SHARE:

ブラジル大統領、植民地主義の再来を非難「主権侵害許さない」


ルラ政権は近年、米国や欧州との距離を保ちながら、中国やアフリカ諸国との関係強化を進めるなど、多極化する国際社会での独自外交を模索している。
ブラジルのルラ大統領(左)とトランプ米大統領(Getty Images)

ブラジルのルラ(Luiz Inácio Lula da Silva)大統領領は21日、コロンビアの首都ボゴタで開かれたラテンアメリカ・カリブ諸国共同体(CELAC)首脳会議で演説し、旧植民地地域に対する大国の「干渉」が再び強まっていると批判した。名指しは避けたものの、発言は米国の対外政策を念頭に置いたものとみられる。

ルラ氏は「他国を自分の所有物のように扱うことは許されない」と述べ、キューバやベネズエラへの対応を例に挙げて疑問を呈した。そのうえで、こうした動きは過去の植民地主義の再来に等しいとし、主権侵害に当たるとの認識を示した。

演説では、米国が関与したベネズエラの政変や対キューバ政策にも言及した。特に、ベネズエラの前大統領者を巡る対応や燃料輸出をめぐる封鎖措置について、「民主的と言えるのか」と批判し、地域への影響の大きさを強調した。

さらにルラ氏は、2月末に始まった米イスラエルによるイランへの軍事攻撃にも触れ、過去のイラク戦争と類似していると指摘。大量破壊兵器を理由とした軍事介入の正当性に疑問を呈し、国際社会が同じ過ちを繰り返していると警鐘を鳴らした。

また、国際秩序のあり方にも踏み込み、国連安全保障理事会がパレスチナ・ガザ地区やウクライナ、イランなどの紛争解決に十分機能していないと批判。現在の国際機関は特定の大国の影響力が強すぎるとし、より公平で多極的な体制への改革が必要だと訴えた。

今回の会議には中南米諸国に加え、アフリカ諸国の代表も参加し、「グローバルサウス」と呼ばれる新興・途上国の連携強化が議題となった。ルラ氏はこれらの国々が資源や市場を巡って再び外部勢力の支配を受ける危険性があると指摘し、結束の重要性を強調した。
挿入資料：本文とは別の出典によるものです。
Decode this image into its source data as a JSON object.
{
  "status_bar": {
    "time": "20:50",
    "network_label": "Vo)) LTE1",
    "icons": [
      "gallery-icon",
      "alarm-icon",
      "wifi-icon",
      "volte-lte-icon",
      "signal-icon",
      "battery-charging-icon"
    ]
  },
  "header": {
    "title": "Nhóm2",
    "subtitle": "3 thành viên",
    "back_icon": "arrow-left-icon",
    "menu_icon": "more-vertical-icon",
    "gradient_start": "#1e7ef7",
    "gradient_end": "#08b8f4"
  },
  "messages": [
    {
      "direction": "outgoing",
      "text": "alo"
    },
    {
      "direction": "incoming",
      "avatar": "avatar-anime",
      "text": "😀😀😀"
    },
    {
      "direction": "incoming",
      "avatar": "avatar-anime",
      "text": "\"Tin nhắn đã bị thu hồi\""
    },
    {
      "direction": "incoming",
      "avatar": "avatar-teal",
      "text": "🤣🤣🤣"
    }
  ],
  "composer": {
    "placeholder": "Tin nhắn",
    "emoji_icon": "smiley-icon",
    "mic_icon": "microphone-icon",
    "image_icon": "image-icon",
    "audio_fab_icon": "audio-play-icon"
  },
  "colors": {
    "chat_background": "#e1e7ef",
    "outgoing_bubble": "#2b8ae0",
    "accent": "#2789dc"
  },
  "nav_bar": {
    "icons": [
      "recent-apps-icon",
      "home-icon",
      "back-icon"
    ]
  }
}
コロンビアのペトロ(Gustavo Petro)大統領も同調し、国際社会の不平等や大国主導の政策を批判した。会議全体として、気候変動や貧困といった共通課題への対応とともに、主権尊重や多国間主義の再構築を求める声が目立った。

ルラ政権は近年、米国や欧州との距離を保ちながら、中国やアフリカ諸国との関係強化を進めるなど、多極化する国際社会での独自外交を模索している。今回の発言もその延長線上に位置づけられ、従来の国際秩序への不満と、グローバルサウスの発言力拡大を目指す姿勢を鮮明にした形だ。

中南米地域では近年、外国の軍事・経済的関与を巡る議論が再燃しており、今回のルラ氏の発言はこうした流れを象徴するものといえる。大国と新興国の関係をどう再定義するかが、今後の国際政治の重要な焦点となりそうだ。